AVA: Fault-tolerant Reconfigurable Geo-Replication on Heterogeneous Clusters

Tejas Mane,Xiao Li,Mohammad Sadoghi,Mohsen Lesani
2024-12-03
Abstract:Fault-tolerant replicated database systems consume less energy than the compute-intensive proof-of-work blockchain. Thus, they are promising technologies for the building blocks that assemble global financial infrastructure. To facilitate global scaling, clustered replication protocols are essential in orchestrating nodes into clusters based on proximity. However, the existing approaches often assume a homogeneous and fixed model in which the number of nodes across clusters is the same and fixed, and often limited to a fail-stop fault model. This paper presents heterogeneous and reconfigurable clustered replication for the general environment with arbitrary failures. In particular, we present AVA, a fault-tolerant reconfigurable geo-replication that allows dynamic membership: replicas are allowed to join and leave clusters. We formally state and prove the safety and liveness properties of the protocol. Furthermore, our replication protocol is consensus-agnostic, meaning each cluster can utilize any local replication mechanism. In our comprehensive evaluation, we instantiate our replication with both HotStuff and BFT-SMaRt. Experiments on geo-distributed deployments on Google Cloud demonstrates that members of clusters can be reconfigured without considerably affecting transaction processing, and that heterogeneity of clusters may significantly improve throughput.
Distributed, Parallel, and Cluster Computing
What problem does this paper attempt to address?
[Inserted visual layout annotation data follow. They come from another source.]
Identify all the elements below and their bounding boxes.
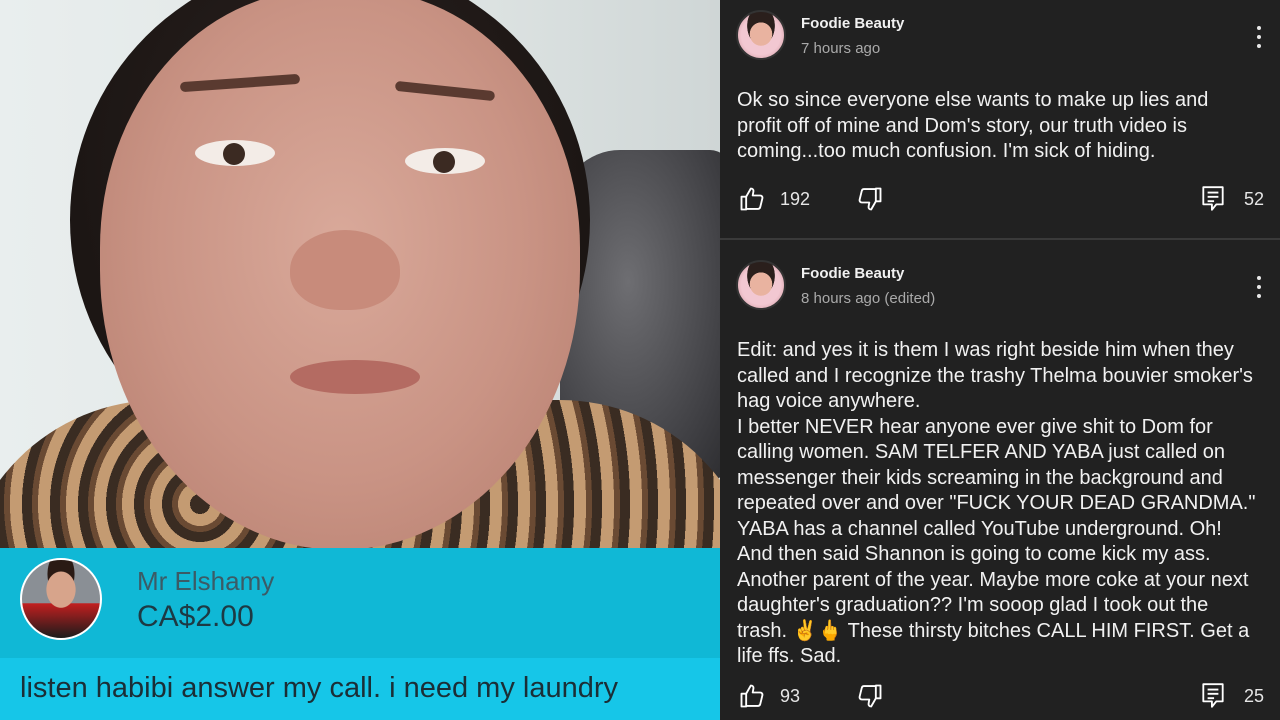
mouth [290,360,420,394]
donation-message: listen habibi answer my call. i need my … [20,672,618,704]
right-eye [405,148,485,174]
reply-icon [1202,186,1224,211]
comment-author[interactable]: Foodie Beauty [801,15,904,32]
comment-1: Foodie Beauty 7 hours ago Ok so since ev… [720,0,1280,238]
comment-text: Ok so since everyone else wants to make … [737,89,1214,162]
comment-actions: 192 52 [720,181,1280,217]
reply-count: 25 [1243,685,1264,706]
comment-2: Foodie Beauty 8 hours ago (edited) Edit:… [720,240,1280,720]
comment-author[interactable]: Foodie Beauty [801,265,904,282]
left-eye [195,140,275,166]
donation-amount: CA$2.00 [137,600,254,633]
reply-button[interactable]: 25 [1200,678,1264,714]
comment-actions: 93 25 [720,678,1280,714]
like-button[interactable]: 192 [738,181,810,217]
donor-name: Mr Elshamy [137,566,275,596]
reply-count: 52 [1243,188,1264,209]
dislike-button[interactable] [856,181,884,217]
like-count: 93 [780,685,801,706]
comment-text: Edit: and yes it is them I was right bes… [737,339,1256,667]
thumbs-up-icon [740,684,764,708]
thumbs-down-icon [858,684,882,708]
author-avatar[interactable] [736,10,786,60]
like-button[interactable]: 93 [738,678,800,714]
donor-avatar [20,558,102,640]
like-count: 192 [780,188,811,209]
thumbs-down-icon [858,187,882,211]
comment-timestamp: 7 hours ago [801,40,881,57]
donation-banner: Mr Elshamy CA$2.00 [0,548,720,658]
donation-message-bar: listen habibi answer my call. i need my … [0,658,720,720]
comments-panel: Foodie Beauty 7 hours ago Ok so since ev… [720,0,1280,720]
comment-timestamp: 8 hours ago (edited) [801,290,936,307]
video-frame[interactable]: Mr Elshamy CA$2.00 listen habibi answer … [0,0,720,720]
more-vert-icon[interactable] [1254,276,1264,298]
reply-icon [1202,683,1224,708]
thumbs-up-icon [740,187,764,211]
nose [290,230,400,310]
more-vert-icon[interactable] [1254,26,1264,48]
reply-button[interactable]: 52 [1200,181,1264,217]
dislike-button[interactable] [856,678,884,714]
author-avatar[interactable] [736,260,786,310]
The main problems that this paper attempts to solve are the deficiencies of existing Byzantine fault - tolerant replication protocols in terms of scalability and dynamic membership management. Specifically: 1. **Existing cluster replication protocols are usually homogeneous and fixed**: that is, the number of nodes in each cluster is the same and fixed, which limits the flexibility and adaptability of the system. 2. **Existing systems are often limited to specific fault models (such as the stop - fault model)**, and cannot handle a wider range of fault types. 3. **Lack of support for heterogeneous environments**: the number of active nodes in different regions may be different, but existing systems cannot support this heterogeneity well. 4. **Lack of dynamic membership management**: existing cluster replication protocols usually do not allow nodes to join or leave the cluster dynamically, which limits the decentralization and flexibility of the system. To solve these problems, the paper proposes AVA (Adaptive and Versatile Architecture), a fault - tolerant and reconfigurable geo - replication protocol that allows nodes to join and leave the cluster dynamically and supports cluster replication in heterogeneous environments. The main features of AVA include: - **Support for heterogeneous clusters**: different clusters can have different numbers of nodes, so as to better adapt to the resource distribution in different regions. - **Dynamic membership management**: allows nodes to join and leave the cluster dynamically, enhancing the flexibility and decentralization characteristics of the system. - **Security and liveness guarantees**: the security and liveness properties of the protocol are proved by formal methods to ensure the correct operation of the system in any fault situation. - **Consensus - independence**: each cluster can choose different local replication mechanisms (such as HotStuff and BFT - SMaRt), enhancing the generality and flexibility of the system. Through these improvements, AVA aims to provide an efficient, flexible and secure solution for global distributed systems, especially suitable for building global financial infrastructure.